- Born: 27 September 1916 Neuchâtel, Switzerland
- Died: 26 February 2005 (aged 88)
- Education: University of Neuchâtel
- Occupations: Lawyer, actuary, women's rights activist
- Known for: President of Alliance F; President of SAFFA (1958)
- Board member of: Altstadt Compagnie d'Assurances SA (1959–1986)
- Relatives: Louis Perrier (great-uncle)

= Denise Berthoud =

Denise Berthoud (27 September 1916 – 26 February 2005) was born in Neuchâtel and was the third of Henri Berthoud and Marianne Perrier's five children. She was the sister of Raymonde Berthoud, granddaughter of Jean-Edouard Berthoud, great-niece of Louis Perrier and great-granddaughter of Louis-Daniel Perrier.

In 1942 she finished her studies in law and actuarial science at the University of Neuchâtel.
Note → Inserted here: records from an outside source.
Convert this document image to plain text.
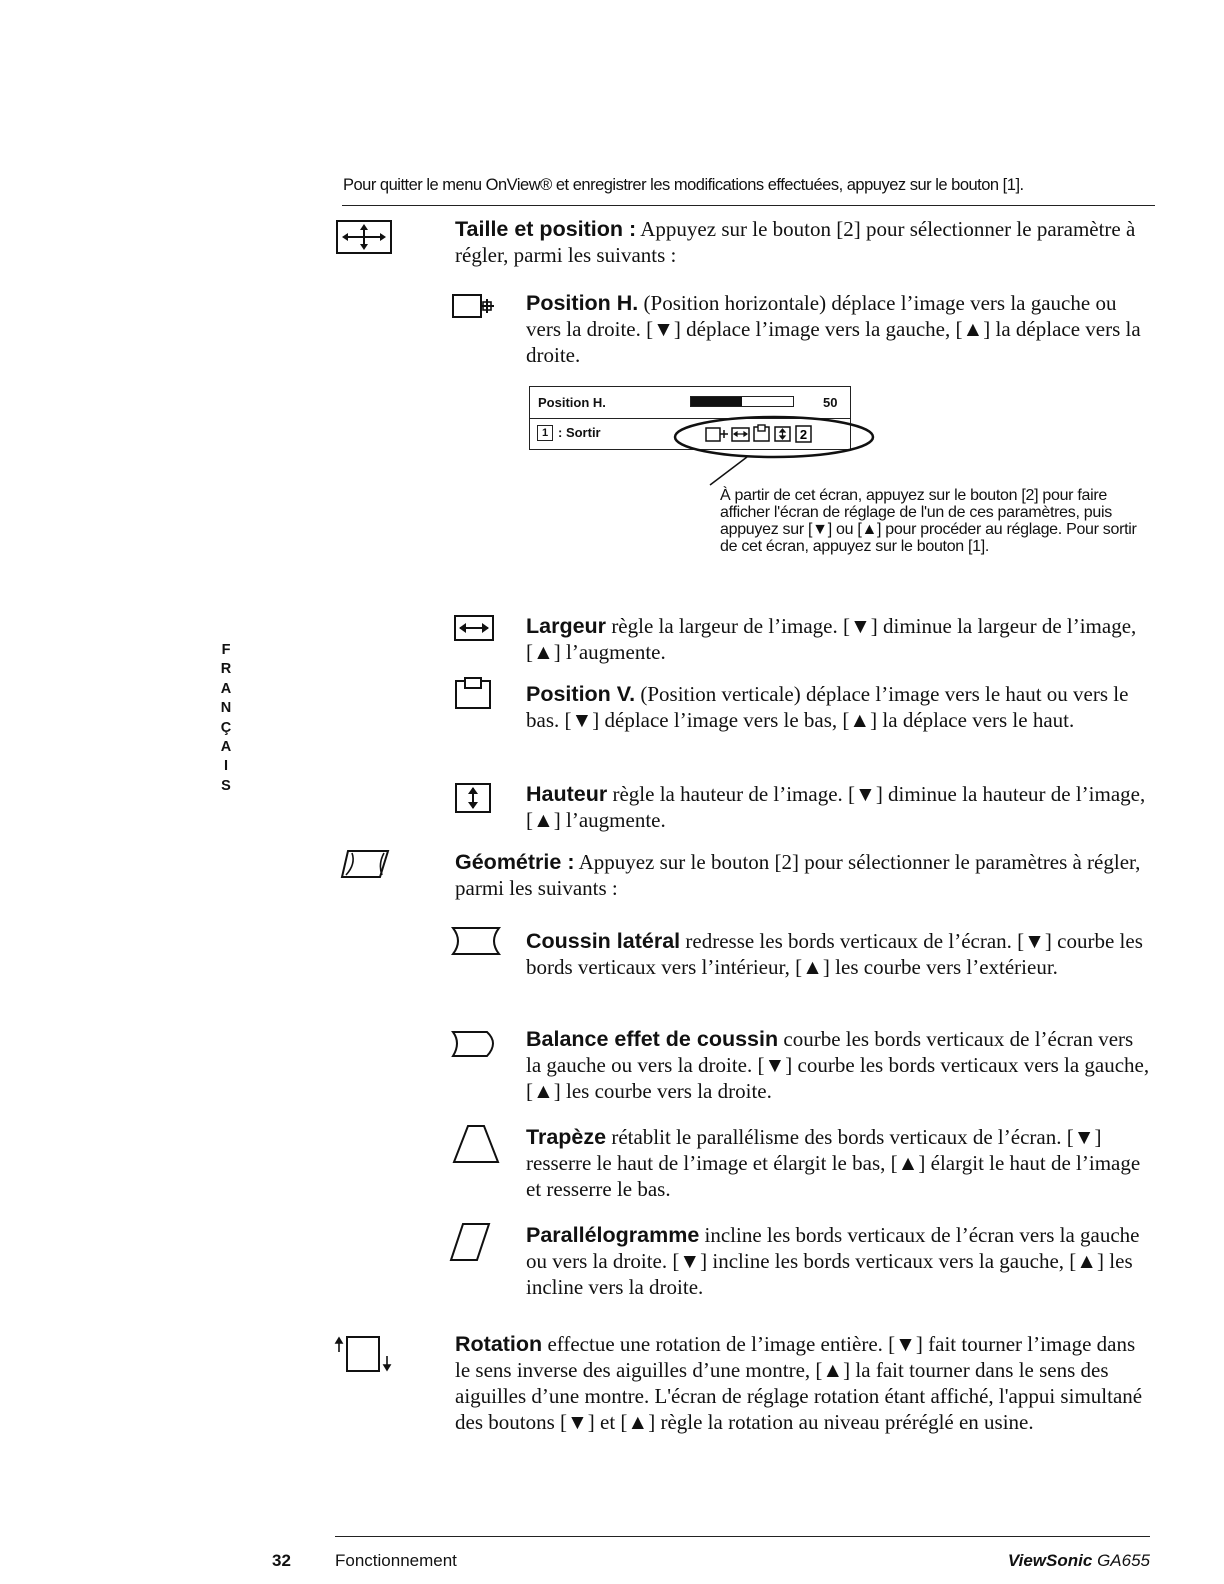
Pour quitter le menu OnView® et enregistrer les modifications effectuées, appuyez sur le bouton [1].
Taille et position : Appuyez sur le bouton [2] pour sélectionner le paramètre à régler, parmi les suivants :
Position H. (Position horizontale) déplace l’image vers la gauche ou vers la droite. [▼] déplace l’image vers la gauche, [▲] la déplace vers la droite.
Position H.	50
1 : Sortir	2
À partir de cet écran, appuyez sur le bouton [2] pour faire afficher l'écran de réglage de l'un de ces paramètres, puis appuyez sur [▼] ou [▲] pour procéder au réglage. Pour sortir de cet écran, appuyez sur le bouton [1].
Largeur règle la largeur de l’image. [▼] diminue la largeur de l’image, [▲] l’augmente.
Position V. (Position verticale) déplace l’image vers le haut ou vers le bas. [▼] déplace l’image vers le bas, [▲] la déplace vers le haut.
Hauteur règle la hauteur de l’image. [▼] diminue la hauteur de l’image, [▲] l’augmente.
Géométrie : Appuyez sur le bouton [2] pour sélectionner le paramètres à régler, parmi les suivants :
Coussin latéral redresse les bords verticaux de l’écran. [▼] courbe les bords verticaux vers l’intérieur, [▲] les courbe vers l’extérieur.
Balance effet de coussin courbe les bords verticaux de l’écran vers la gauche ou vers la droite. [▼] courbe les bords verticaux vers la gauche, [▲] les courbe vers la droite.
Trapèze rétablit le parallélisme des bords verticaux de l’écran. [▼] resserre le haut de l’image et élargit le bas, [▲] élargit le haut de l’image et resserre le bas.
Parallélogramme incline les bords verticaux de l’écran vers la gauche ou vers la droite. [▼] incline les bords verticaux vers la gauche, [▲] les incline vers la droite.
Rotation effectue une rotation de l’image entière. [▼] fait tourner l’image dans le sens inverse des aiguilles d’une montre, [▲] la fait tourner dans le sens des aiguilles d’une montre. L'écran de réglage rotation étant affiché, l'appui simultané des boutons [▼] et [▲] règle la rotation au niveau préréglé en usine.
F
R
A
N
Ç
A
I
S
32	Fonctionnement	ViewSonic GA655
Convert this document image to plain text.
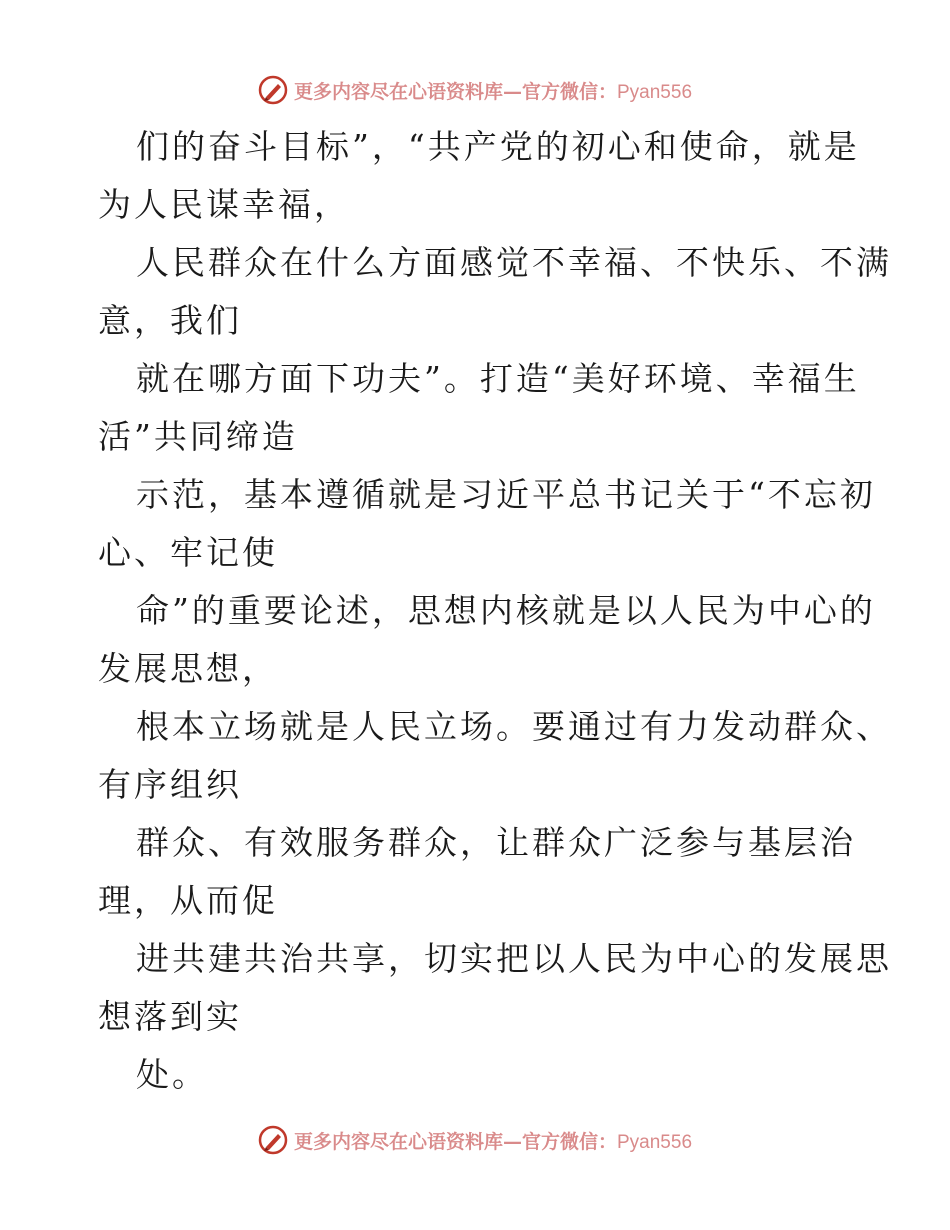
更多内容尽在心语资料库—官方微信：Pyan556
们的奋斗目标”，“共产党的初心和使命，就是
为人民谋幸福，
人民群众在什么方面感觉不幸福、不快乐、不满
意，我们
就在哪方面下功夫”。打造“美好环境、幸福生
活”共同缔造
示范，基本遵循就是习近平总书记关于“不忘初
心、牢记使
命”的重要论述，思想内核就是以人民为中心的
发展思想，
根本立场就是人民立场。要通过有力发动群众、
有序组织
群众、有效服务群众，让群众广泛参与基层治
理，从而促
进共建共治共享，切实把以人民为中心的发展思
想落到实
处。
更多内容尽在心语资料库—官方微信：Pyan556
As a lawyer, Berthoud sat at the board of directors of the Swiss insurer Altstadt Compagnie d'Assurances SA between 1959 and 1986.

In 1958 she was associate at the Swiss Association for Women having graduated from Universities (l'Association Suisse des Femmes Diplômées des Universités) and president of the Swiss Exposition for Working Women (SAFFA).

In 1952 she was committee member of the Union of Swiss Women's Societies (today it is known as alliance F) and became its president in 1955 until 1959. She represented the union to the Commercial Policy Federal Commission from 1957 until 1979 and to the council of war.

Between 1958 and 1969 Berthoud was member of the Swiss Red Cross executive committee.

Between 1968 and 1980 she was vice-president of the Forum Helveticum, a platform for discussion of current issues in Swiss public life.

Berthoud was also president of the Swiss Academy of Humanities and Social Sciences and associate at the Swiss Civil Protection.